Citigroup CEO Michael Corbat faced other distractions last year that he is trying to move past. Citigroup spent nearly $10 billion to settle various legal matters last year, for example, and news of its CCAR failure came just after new revelations of fraud in the Mexico retail unit Banamex.

That issue is not fully resolved, and overhauls linked to the Mexican unit's troubles are not yet complete. After months of criticism following the scandals, Citigroup in February announced the retirement of Manuel Medina-Mora, head of Citigroup's consumer bank, who is slated to remain a nonexecutive chairman at Banamex when he steps down in June.

Citigroup did not name a successor, indicating the move was relatively sudden. Analysts have described the bank's handling of the matter as extremely delicate because of Medina-Mora's close personal and political ties to major business figures in Mexico. "If they had just gotten rid of him, all his buddies with billions in Banamex would have taken out their money and gone down the street," Bove said.

Two prominent individuals at the bank are believed to be on a short list to replace Medina-Mora. They include Stephen Bird, the CEO of Citi Asia Pacific, and Jane Fraser, who leads consumer and commercial banking in the U.S. as well as CitiMortgage.

A spokeswoman at Citigroup said there are no updates to share on Medina-Mora's successor at this time.
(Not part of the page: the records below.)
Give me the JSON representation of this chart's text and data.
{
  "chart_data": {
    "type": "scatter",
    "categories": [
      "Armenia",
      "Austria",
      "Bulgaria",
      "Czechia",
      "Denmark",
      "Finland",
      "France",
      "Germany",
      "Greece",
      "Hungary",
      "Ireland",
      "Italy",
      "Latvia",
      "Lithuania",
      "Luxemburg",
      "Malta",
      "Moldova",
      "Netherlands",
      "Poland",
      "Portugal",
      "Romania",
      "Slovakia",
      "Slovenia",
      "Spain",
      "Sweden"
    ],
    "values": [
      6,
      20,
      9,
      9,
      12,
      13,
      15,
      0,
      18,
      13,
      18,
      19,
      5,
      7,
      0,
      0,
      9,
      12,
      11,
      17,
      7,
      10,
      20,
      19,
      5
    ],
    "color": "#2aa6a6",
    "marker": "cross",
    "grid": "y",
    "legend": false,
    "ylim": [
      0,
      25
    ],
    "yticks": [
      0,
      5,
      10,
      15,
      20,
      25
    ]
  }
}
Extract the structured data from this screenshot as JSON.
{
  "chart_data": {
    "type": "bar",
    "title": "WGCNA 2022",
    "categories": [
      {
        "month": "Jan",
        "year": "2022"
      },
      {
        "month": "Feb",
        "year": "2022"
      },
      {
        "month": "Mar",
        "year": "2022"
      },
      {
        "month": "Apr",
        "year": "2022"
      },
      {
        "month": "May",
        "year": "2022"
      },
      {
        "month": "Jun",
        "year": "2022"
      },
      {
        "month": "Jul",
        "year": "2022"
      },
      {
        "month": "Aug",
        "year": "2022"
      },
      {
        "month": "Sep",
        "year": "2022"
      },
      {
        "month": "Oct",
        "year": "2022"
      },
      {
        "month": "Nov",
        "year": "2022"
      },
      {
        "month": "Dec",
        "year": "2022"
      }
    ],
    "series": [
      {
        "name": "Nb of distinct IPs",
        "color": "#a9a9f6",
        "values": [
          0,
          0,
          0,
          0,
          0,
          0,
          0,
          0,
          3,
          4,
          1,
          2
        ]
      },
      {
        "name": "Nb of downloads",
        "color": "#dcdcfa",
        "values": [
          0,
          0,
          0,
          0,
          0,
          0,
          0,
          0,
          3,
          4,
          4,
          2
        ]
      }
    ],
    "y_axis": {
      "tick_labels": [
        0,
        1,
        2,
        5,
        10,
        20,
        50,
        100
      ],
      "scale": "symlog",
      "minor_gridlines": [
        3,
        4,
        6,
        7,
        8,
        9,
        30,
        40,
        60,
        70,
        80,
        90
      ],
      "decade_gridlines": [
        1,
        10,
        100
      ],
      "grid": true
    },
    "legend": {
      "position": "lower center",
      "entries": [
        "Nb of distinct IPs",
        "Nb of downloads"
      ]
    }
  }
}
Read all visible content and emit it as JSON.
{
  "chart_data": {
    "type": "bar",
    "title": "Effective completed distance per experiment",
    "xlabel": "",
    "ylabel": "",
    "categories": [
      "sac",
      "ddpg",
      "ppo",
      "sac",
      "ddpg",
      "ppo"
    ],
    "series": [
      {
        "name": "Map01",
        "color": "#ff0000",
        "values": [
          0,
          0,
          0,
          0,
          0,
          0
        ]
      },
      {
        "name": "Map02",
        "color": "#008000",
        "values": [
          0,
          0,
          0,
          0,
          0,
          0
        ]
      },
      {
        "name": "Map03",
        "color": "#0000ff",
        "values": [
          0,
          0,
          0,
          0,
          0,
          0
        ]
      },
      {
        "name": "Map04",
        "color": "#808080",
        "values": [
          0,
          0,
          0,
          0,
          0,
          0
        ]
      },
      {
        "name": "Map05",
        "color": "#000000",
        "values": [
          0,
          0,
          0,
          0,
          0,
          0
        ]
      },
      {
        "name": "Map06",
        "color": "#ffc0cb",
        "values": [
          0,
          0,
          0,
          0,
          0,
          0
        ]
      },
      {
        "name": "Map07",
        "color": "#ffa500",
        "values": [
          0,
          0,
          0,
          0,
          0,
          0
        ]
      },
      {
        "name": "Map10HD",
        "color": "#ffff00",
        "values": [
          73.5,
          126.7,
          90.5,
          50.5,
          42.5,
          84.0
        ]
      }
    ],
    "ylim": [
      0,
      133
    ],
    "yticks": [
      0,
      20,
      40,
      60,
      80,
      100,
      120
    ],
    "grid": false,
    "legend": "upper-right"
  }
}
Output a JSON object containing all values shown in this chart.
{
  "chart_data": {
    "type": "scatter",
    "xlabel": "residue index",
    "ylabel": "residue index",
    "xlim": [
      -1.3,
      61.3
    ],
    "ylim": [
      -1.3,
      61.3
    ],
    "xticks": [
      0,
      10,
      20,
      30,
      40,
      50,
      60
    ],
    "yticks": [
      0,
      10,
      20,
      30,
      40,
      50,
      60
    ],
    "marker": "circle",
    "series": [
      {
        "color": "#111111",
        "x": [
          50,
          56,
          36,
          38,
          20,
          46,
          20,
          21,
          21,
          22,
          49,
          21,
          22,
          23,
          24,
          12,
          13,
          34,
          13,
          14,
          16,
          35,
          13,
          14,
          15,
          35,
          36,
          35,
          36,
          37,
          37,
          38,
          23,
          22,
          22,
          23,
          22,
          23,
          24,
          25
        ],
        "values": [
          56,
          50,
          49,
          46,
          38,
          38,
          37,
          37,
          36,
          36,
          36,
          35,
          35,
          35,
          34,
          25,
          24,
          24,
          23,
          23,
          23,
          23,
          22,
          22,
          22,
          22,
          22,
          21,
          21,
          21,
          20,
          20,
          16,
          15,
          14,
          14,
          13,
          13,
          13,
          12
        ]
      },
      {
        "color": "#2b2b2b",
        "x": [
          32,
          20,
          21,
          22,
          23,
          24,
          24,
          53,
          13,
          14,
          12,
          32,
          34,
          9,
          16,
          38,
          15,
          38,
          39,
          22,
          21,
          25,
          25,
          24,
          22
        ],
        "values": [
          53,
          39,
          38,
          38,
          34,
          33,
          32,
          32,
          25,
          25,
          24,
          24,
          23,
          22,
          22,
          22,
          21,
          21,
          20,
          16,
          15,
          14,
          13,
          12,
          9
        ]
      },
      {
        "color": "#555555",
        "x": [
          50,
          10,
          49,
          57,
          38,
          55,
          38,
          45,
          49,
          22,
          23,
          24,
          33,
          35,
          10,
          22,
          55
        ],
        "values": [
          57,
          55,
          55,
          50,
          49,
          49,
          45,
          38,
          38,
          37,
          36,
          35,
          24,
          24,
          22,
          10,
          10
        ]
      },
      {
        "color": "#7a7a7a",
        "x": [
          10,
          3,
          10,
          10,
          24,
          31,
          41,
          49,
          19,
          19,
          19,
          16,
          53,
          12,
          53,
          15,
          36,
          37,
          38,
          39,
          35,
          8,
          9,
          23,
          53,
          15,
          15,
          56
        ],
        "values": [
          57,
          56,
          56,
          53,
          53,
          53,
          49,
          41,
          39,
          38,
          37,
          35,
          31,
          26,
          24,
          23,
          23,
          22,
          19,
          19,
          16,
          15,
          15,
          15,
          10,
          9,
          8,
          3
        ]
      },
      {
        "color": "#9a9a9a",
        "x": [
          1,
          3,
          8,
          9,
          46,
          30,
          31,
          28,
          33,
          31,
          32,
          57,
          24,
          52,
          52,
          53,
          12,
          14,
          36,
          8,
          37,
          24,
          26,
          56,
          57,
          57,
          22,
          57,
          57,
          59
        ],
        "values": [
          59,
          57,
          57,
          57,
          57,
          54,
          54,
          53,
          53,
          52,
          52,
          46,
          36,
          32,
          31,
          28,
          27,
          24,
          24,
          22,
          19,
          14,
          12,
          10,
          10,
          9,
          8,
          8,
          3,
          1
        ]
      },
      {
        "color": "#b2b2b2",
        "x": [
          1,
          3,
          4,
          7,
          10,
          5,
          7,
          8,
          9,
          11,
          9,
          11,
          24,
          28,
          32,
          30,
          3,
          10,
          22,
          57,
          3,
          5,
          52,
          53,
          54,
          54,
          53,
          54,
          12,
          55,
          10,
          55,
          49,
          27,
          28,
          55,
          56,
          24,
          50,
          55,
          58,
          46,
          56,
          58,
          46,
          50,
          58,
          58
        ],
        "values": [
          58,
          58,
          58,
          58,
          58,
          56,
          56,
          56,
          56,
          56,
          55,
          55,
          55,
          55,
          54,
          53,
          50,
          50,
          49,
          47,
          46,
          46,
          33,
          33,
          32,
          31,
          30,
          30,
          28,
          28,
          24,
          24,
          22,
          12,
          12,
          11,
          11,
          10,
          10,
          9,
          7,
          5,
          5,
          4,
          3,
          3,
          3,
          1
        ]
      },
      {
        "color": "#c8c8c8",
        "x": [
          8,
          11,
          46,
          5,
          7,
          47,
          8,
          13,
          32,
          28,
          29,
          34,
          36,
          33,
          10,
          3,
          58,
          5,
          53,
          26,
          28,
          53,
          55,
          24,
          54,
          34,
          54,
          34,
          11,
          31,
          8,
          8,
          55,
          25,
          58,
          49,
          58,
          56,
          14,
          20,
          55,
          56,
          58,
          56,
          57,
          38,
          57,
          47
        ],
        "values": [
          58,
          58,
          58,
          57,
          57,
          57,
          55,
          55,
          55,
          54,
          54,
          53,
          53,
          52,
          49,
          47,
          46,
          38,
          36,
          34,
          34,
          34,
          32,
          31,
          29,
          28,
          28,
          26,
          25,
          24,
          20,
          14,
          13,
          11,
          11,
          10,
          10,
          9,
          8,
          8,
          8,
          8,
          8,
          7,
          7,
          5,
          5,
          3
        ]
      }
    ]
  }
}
Analysts speculating on the horse race agreed the bank will ultimately want to choose someone who has international experience to match its global vision. Fraser has a high profile in the U.S., and she previously ran Citi's global private bank. Bird previously ran consumer banking in Asia and led the bank's consumer group in Japan. He also served as head of operations and technology for Citi in Latin America.